We have $\forall \phi\in \mathcal{S}(\mathbb{R}):\langle f(x)-\sum_{n=-N}^N c_ne^{inx},\phi(x)\rangle\to 0, $ whenever $N\to \infty$. So $\forall \phi\in\mathcal{S}(\mathbb{R})$: $$\forall \varepsilon>0: \exists K\in\mathbb{N}: \forall N\ge K: \left|\langle \sum_{n=-N}^N c_ne^{inx},\phi(x)\rangle-\langle f(x),\phi(x)\rangle\right|<\varepsilon.$$
Fix some $\phi$, then we may assume that the support of $\phi$ is contained in $[-A,A]$. Then $$ \langle \sum_{n=-N}^N c_ne^{inx},\phi(x)\rangle = \sum_{n=-N}^N c_n\int_{-A}^A e^{inx}\phi(x)dx.$$
In particular $\langle f,\phi\rangle$ is finite. How do I get closed to the required upper bounds?
Thanks.
Take $\psi \in C^\infty_c, \int \psi=1$, let $\phi = \psi \ast 1_{x\in [0,2\pi]}$.

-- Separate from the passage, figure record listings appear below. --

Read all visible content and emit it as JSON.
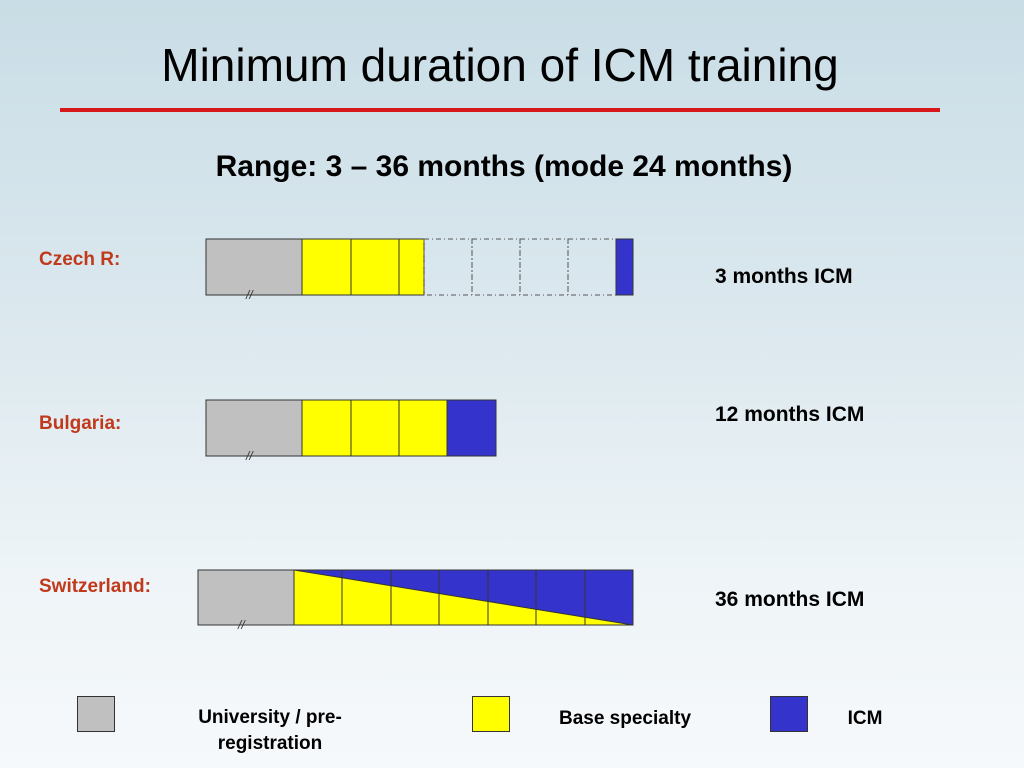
{
  "title": "Minimum duration of ICM training",
  "subtitle": "Range: 3 – 36 months (mode 24 months)",
  "colors": {
    "university": "#c0c0c0",
    "base": "#ffff00",
    "icm": "#3434cc",
    "accent_red": "#d6181c",
    "country_text": "#c0391b"
  },
  "rows": [
    {
      "country": "Czech R:",
      "icm_label": "3 months ICM"
    },
    {
      "country": "Bulgaria:",
      "icm_label": "12 months ICM"
    },
    {
      "country": "Switzerland:",
      "icm_label": "36 months ICM"
    }
  ],
  "break_mark": "//",
  "legend": [
    {
      "label": "University / pre-registration",
      "line1": "University / pre-",
      "line2": "registration",
      "color": "#c0c0c0"
    },
    {
      "label": "Base specialty",
      "color": "#ffff00"
    },
    {
      "label": "ICM",
      "color": "#3434cc"
    }
  ]
}
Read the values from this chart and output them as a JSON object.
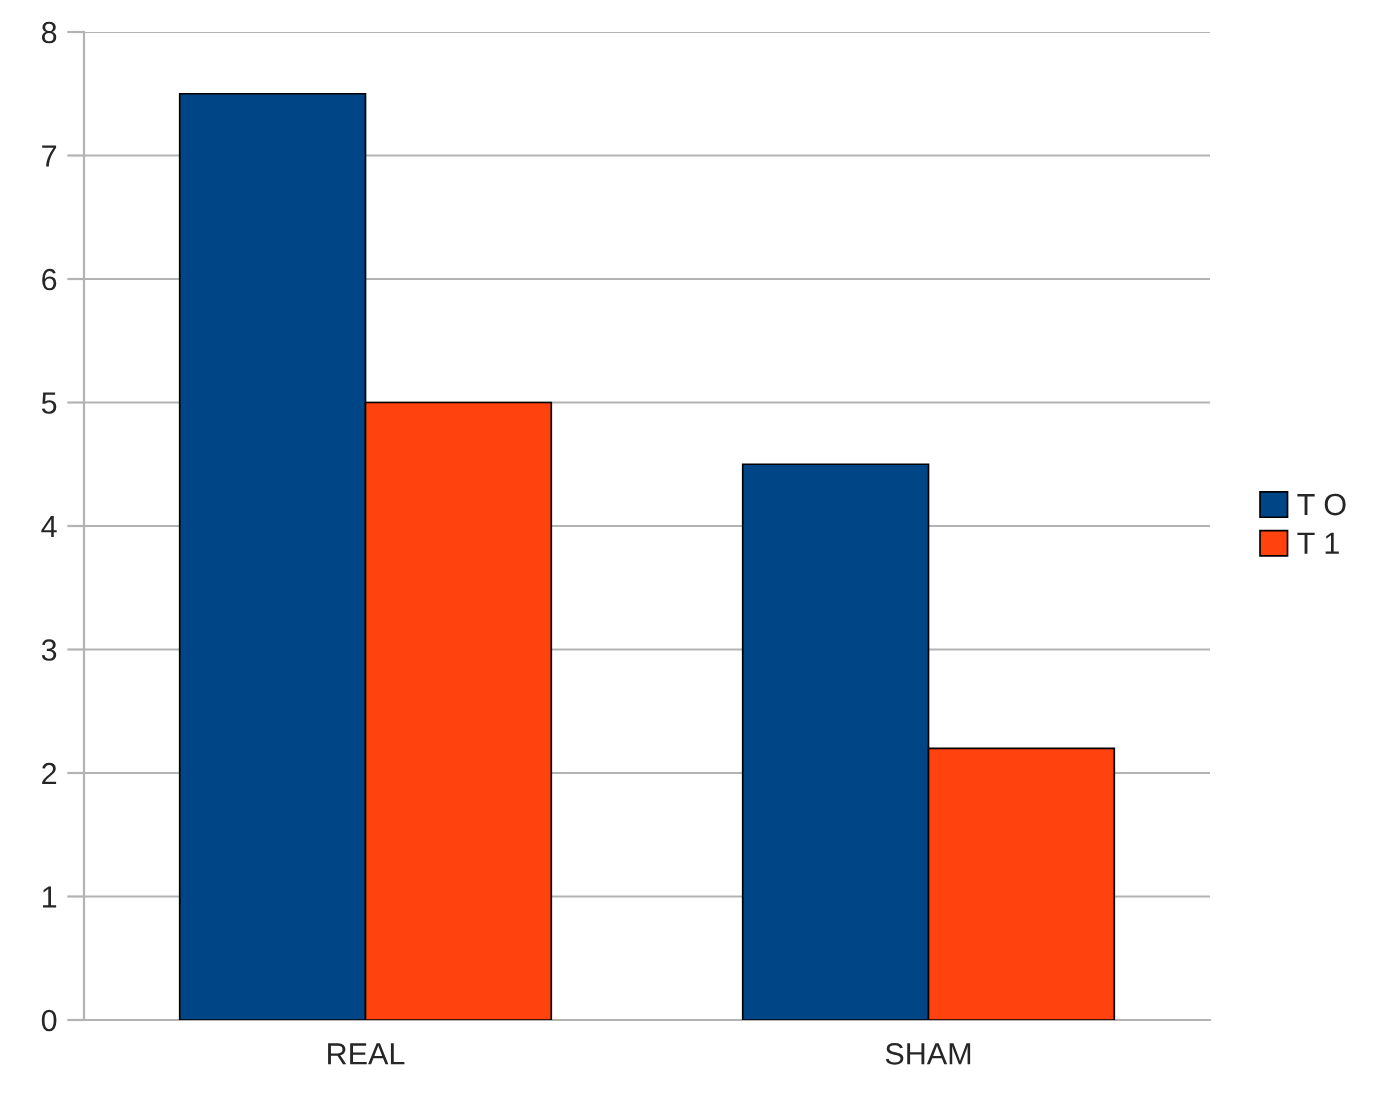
{
  "chart_data": {
    "type": "bar",
    "categories": [
      "REAL",
      "SHAM"
    ],
    "series": [
      {
        "name": "T O",
        "color": "#004586",
        "values": [
          7.5,
          4.5
        ]
      },
      {
        "name": "T 1",
        "color": "#ff420e",
        "values": [
          5.0,
          2.2
        ]
      }
    ],
    "ylim": [
      0,
      8
    ],
    "yticks": [
      0,
      1,
      2,
      3,
      4,
      5,
      6,
      7,
      8
    ],
    "grid": "y",
    "legend": "right"
  }
}
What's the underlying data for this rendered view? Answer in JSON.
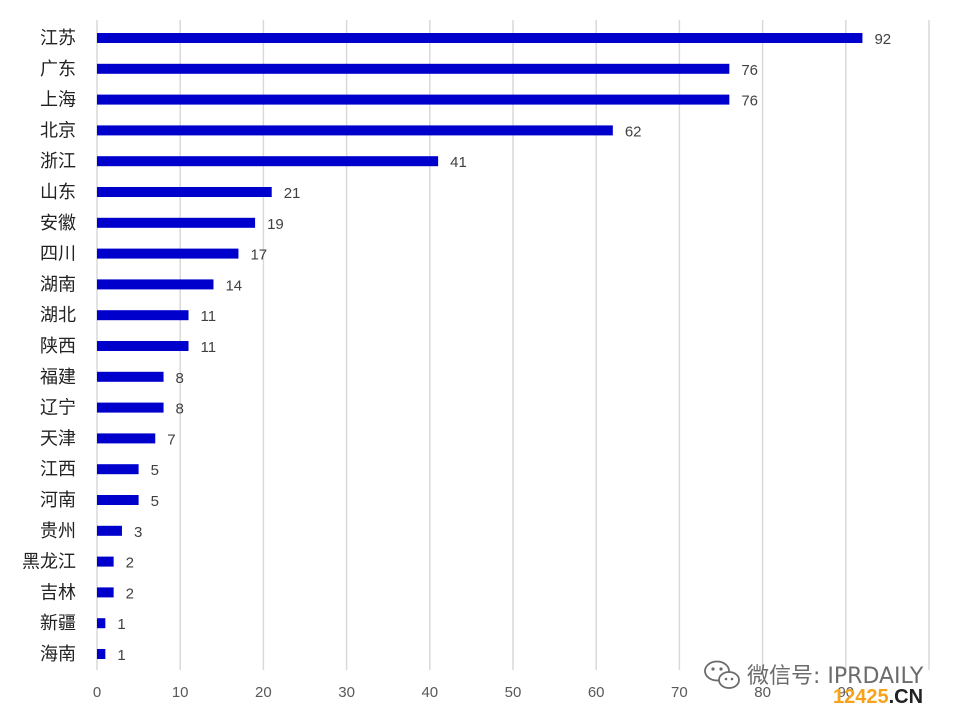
{
  "chart_data": {
    "type": "bar",
    "orientation": "horizontal",
    "categories": [
      "江苏",
      "广东",
      "上海",
      "北京",
      "浙江",
      "山东",
      "安徽",
      "四川",
      "湖南",
      "湖北",
      "陕西",
      "福建",
      "辽宁",
      "天津",
      "江西",
      "河南",
      "贵州",
      "黑龙江",
      "吉林",
      "新疆",
      "海南"
    ],
    "values": [
      92,
      76,
      76,
      62,
      41,
      21,
      19,
      17,
      14,
      11,
      11,
      8,
      8,
      7,
      5,
      5,
      3,
      2,
      2,
      1,
      1
    ],
    "xlim": [
      0,
      100
    ],
    "x_ticks": [
      0,
      10,
      20,
      30,
      40,
      50,
      60,
      70,
      80,
      90
    ],
    "grid": "vertical",
    "data_labels": true,
    "bar_color": "#0000cc",
    "title": "",
    "xlabel": "",
    "ylabel": ""
  },
  "watermark": {
    "text": "微信号: IPRDAILY",
    "site_part1": "12425",
    "site_part2": ".CN",
    "icon": "wechat-icon"
  }
}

If $c_n$ isn't bounded by any polynomial then there is $a_n$ rapidly decreasing such that $a_n c_n$ isn't bounded.
Let $$\varphi(x) = \phi(x)\sum_n a_n e^{-inx} $$ $\varphi$ is $C^\infty_c$ and $$\langle \sum_{n=-N}^N c_n e^{inx},\varphi \rangle = 2\pi\sum_{n=-N}^N c_n a_n$$ which doesn't converge as $N\to \infty$, contradicting that $\lim_{N\to \infty} \sum_{n=-N}^N c_n e^{inx}$ converges in $S'(\Bbb{R})$.